Türkiye, 1980’li yıllardan itibaren serbest piyasa ekonomisini benimsedi. Devletin üretimden çekildiği, özel sektörün güçlendirildiği, fiyatların piyasada belirlendiği bir model… Bugün gelişmiş birçok ülke aynı modeli uyguluyor. Ancak ortada büyük bir soru var: Aynı modeli benimsememize rağmen neden Güney Kore’nin, Polonya’nın, hatta bazı Balkan ülkelerinin bile gerisindeyiz? Biz bu oyunu doğru oynayamadık mı, yoksa oyun zaten bize göre değil miydi?
Gerçek şu: Serbest piyasa yalnızca kuralları olan ülkelerde işler. Adaletin hızlı çalışmadığı, liyakatin değil sadakatin yükseldiği, kurumların güven vermediği bir yerde, serbest piyasa kuralsızlık anlamına gelir. Ve biz uzun yıllardır bu kuralsızlığın içindeyiz. Sermaye özgür ama tekelci. Girişimci özgür ama yalnız. Tüketici özgür ama korumasız. İşte Türkiye’de serbest piyasanın çelişkisi burada başlıyor.

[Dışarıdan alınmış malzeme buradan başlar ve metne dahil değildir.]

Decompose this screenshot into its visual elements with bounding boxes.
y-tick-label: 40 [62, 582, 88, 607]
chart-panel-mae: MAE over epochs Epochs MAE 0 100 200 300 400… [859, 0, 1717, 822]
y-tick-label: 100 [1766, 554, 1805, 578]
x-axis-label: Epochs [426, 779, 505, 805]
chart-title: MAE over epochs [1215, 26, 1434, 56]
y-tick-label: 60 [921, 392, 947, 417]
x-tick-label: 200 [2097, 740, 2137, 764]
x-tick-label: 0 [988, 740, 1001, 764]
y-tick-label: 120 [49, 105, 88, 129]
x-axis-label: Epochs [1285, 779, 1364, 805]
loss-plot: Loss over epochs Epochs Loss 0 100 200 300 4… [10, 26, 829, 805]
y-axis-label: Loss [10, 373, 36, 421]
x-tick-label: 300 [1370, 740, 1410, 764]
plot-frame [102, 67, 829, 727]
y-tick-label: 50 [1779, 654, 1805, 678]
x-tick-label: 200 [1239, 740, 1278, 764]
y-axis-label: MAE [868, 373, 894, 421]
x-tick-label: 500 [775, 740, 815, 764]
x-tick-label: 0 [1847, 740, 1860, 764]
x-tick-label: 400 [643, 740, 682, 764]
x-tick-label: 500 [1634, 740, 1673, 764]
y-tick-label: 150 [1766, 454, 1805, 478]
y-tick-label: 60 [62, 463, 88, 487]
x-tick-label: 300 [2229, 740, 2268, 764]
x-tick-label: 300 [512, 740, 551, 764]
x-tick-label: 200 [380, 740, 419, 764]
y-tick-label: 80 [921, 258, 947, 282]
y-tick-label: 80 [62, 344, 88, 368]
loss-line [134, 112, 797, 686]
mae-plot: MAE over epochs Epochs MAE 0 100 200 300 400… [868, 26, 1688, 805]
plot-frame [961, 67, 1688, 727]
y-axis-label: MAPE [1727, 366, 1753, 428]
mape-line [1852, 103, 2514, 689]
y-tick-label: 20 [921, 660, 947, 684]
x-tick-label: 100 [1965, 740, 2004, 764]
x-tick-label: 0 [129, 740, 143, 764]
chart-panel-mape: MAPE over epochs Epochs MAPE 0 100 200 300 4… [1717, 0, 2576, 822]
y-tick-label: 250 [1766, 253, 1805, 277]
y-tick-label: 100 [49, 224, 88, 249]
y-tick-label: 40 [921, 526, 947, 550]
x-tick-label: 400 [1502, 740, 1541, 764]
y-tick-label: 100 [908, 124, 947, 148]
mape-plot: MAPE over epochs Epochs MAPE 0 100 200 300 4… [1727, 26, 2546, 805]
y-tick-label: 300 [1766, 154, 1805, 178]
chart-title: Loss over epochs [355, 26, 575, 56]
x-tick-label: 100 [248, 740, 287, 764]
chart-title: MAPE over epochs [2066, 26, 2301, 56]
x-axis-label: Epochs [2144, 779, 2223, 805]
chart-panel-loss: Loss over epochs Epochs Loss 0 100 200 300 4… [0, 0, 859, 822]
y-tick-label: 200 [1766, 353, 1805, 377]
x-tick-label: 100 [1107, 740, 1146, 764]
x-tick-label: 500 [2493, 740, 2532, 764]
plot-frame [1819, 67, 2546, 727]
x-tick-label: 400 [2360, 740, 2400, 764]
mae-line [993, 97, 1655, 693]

Bir diğer sorun: Kendi oyun alanımızı kuramıyoruz. Kendi markamızı çıkaramıyoruz. Katma değeri yüksek üretime geçemiyoruz. Eğitim sistemimiz 20 yıl öncenin sanayisine bile adam yetiştiremiyor. İhracatta birim fiyatımız hâlâ 1.5 dolara sıkışmış durumda. Bu tabloyla Almanya’yı, Güney Kore’yi, Singapur’u yakalayacağımızı düşünmek gerçekçilik değil, duaya kalmış bir hayaldir.
Peki ne yapmalıyız?
Öncelikle, “serbest piyasa”yı ideolojik bir slogan olmaktan çıkarıp kurumsal bir ciddiyetle yeniden inşa etmeliyiz. Yargı bağımsızlığını, rekabet kurumunu, kamu ihale şeffaflığını tesis etmeden piyasa sadece bir çıkar kulübüne döner. İkincisi, insan kaynağını dönüştürmeliyiz. Meslek liselerini, üniversiteleri, araştırma merkezlerini sanayiyle gerçek anlamda entegre etmeden kalkınamayız. Bu dönüşüm, plansız inşa edilen sanayi bölgelerinden, kopya teknoloji startuplarından çok daha önemli. Üçüncüsü, devleti yeniden tarif etmeliyiz. Ne her şeye müdahale eden bir baba, ne de her şeyi özelleştirip kenara çekilen bir seyirci devlet… Yatırımı teşvik eden, girişimciyi cesaretlendiren, hukuku önceleyen bir “oyun kurucu” devlet modeline ihtiyacımız var. Ayrıca, üretmeden büyüyemeyiz. Taklit ederek zenginleşemeyiz. Liyakati dışlayarak gelişemeyiz. Serbest piyasa, oyunun kurallarına sadık kalanların ligidir. Biz bu ligin içindeyiz ama hâlâ kuralları öğrenemedik. Eğer bu kuralları öğrenir, uygulama iradesi gösterirsek, bırakın geride kalmayı, birçok ülkeyi geçmek işten bile değildir. Ama aksi halde, serbest piyasa yalnızca güçlülerin zayıfı ezdiği bir arenaya dönüşür. Ve biz o arenada hep kaybeden oluruz.